Made the Impregnable Rock of Holy Scripture

Tacit defence of Darwin’s blasphemies.

There go the ghosts of Mason, Martin Tupper,

Dean Farrar, South, Cautionary Mrs. Turner,

Butterfield with a spotted senior clerk,

And a long rabble of confusing figures,

Nuns, deacons, theologians, commentators,

Spikes in birettas, missionaries like apes

Hairy and chattering, bald; with, everyone,

A book in the left hand tight clasped, the right

Free to point scorn.

My cauliflower-wicked candle

Gutters and splutters on the chair beside me,

Over two books and a letter; the crowd passing

Groans for reproach, confident in their numbers.

But I, long used to crowds and their cowardly ways,

Return these insults with the cold set eye

That break their corporate pride—

What? those are plays.

Yes, dramas by John Ford—Love’s Sacrifice,

The Broken Heart, ’Tis Pity she’s a Whore.

The titles shock?
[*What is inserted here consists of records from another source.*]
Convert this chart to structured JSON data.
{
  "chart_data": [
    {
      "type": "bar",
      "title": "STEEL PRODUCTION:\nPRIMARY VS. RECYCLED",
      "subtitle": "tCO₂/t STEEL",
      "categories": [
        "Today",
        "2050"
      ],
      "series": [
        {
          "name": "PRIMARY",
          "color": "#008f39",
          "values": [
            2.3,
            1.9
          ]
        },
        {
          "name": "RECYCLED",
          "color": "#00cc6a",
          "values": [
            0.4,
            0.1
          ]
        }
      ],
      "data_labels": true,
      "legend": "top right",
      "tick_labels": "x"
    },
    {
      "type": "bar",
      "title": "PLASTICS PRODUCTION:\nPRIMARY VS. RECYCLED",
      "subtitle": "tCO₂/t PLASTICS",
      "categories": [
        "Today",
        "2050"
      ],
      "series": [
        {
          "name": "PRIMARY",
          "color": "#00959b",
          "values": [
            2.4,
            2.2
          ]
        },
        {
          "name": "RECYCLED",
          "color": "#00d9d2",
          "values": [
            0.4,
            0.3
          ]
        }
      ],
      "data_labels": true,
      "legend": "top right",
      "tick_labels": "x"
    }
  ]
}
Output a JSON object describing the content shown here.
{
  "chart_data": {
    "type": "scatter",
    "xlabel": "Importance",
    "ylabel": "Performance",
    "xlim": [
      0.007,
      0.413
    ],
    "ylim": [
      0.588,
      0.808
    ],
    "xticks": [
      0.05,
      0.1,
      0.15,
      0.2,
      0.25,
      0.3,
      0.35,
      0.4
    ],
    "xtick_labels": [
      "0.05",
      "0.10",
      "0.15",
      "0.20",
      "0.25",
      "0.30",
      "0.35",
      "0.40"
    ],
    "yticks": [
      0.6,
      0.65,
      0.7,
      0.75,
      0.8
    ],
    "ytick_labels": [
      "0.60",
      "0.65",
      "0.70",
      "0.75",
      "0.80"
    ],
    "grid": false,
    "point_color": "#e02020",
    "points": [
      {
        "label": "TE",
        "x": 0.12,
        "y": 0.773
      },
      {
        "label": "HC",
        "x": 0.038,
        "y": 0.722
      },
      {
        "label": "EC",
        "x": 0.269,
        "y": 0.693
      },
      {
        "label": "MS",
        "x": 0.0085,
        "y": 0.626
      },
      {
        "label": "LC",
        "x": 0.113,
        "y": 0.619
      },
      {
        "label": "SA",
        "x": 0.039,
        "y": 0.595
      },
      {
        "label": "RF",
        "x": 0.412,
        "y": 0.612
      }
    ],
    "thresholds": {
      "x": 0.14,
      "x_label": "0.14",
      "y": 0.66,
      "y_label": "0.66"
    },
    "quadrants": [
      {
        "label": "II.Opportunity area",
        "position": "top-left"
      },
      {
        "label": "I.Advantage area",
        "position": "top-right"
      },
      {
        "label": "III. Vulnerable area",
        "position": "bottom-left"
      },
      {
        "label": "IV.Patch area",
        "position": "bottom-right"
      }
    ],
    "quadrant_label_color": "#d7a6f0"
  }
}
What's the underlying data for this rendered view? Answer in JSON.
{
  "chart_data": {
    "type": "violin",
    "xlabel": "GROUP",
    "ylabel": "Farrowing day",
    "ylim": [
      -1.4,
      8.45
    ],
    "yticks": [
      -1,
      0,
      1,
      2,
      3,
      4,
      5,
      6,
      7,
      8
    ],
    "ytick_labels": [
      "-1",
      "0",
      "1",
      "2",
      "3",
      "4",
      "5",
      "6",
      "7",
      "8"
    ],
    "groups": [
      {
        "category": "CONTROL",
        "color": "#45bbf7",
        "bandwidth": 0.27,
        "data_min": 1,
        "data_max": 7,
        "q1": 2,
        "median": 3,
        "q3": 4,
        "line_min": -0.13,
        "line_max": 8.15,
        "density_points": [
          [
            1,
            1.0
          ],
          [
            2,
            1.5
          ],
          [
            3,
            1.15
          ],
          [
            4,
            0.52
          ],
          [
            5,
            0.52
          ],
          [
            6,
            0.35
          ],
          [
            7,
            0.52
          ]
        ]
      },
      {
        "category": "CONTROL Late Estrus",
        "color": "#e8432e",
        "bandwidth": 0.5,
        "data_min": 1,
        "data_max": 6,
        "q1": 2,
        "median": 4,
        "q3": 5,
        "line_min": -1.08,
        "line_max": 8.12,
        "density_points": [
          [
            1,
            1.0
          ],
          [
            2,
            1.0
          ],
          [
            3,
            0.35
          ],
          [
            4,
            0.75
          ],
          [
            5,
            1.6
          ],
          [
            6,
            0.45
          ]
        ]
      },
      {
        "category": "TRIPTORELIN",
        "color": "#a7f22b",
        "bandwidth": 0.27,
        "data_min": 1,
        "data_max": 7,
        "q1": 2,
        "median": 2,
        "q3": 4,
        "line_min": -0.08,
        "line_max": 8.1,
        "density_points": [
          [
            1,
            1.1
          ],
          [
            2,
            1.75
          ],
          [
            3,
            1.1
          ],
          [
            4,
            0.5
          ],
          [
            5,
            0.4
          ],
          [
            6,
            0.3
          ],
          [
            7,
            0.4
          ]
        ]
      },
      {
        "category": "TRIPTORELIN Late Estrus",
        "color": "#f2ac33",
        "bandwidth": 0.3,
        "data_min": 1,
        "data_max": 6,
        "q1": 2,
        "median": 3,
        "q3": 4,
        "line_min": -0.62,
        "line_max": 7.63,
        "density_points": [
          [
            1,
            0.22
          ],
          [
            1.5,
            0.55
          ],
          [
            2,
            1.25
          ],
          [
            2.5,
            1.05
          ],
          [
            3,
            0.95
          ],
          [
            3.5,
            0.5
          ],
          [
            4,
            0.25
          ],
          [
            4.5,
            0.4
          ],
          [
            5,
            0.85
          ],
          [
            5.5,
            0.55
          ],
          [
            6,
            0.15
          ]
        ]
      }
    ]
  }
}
These things are “not convenient?”

Well, try this other by (ah) Canon Trout,

The Wisest Course of Love—why do you smile?

The book of plays I bought, this was a present,

Sent me with Rachel’s letter—but you smile,

You’re smiling still? Then I apologize,

Ladies and Lords. Indeed I never guessed

Humour was a luxury you admitted.

“’Tis pity she’s a ... postulant.” Is it that?

Malicious hearts! but you still nod, laugh, point,

Pointing what joke? The Wisest Course of Love?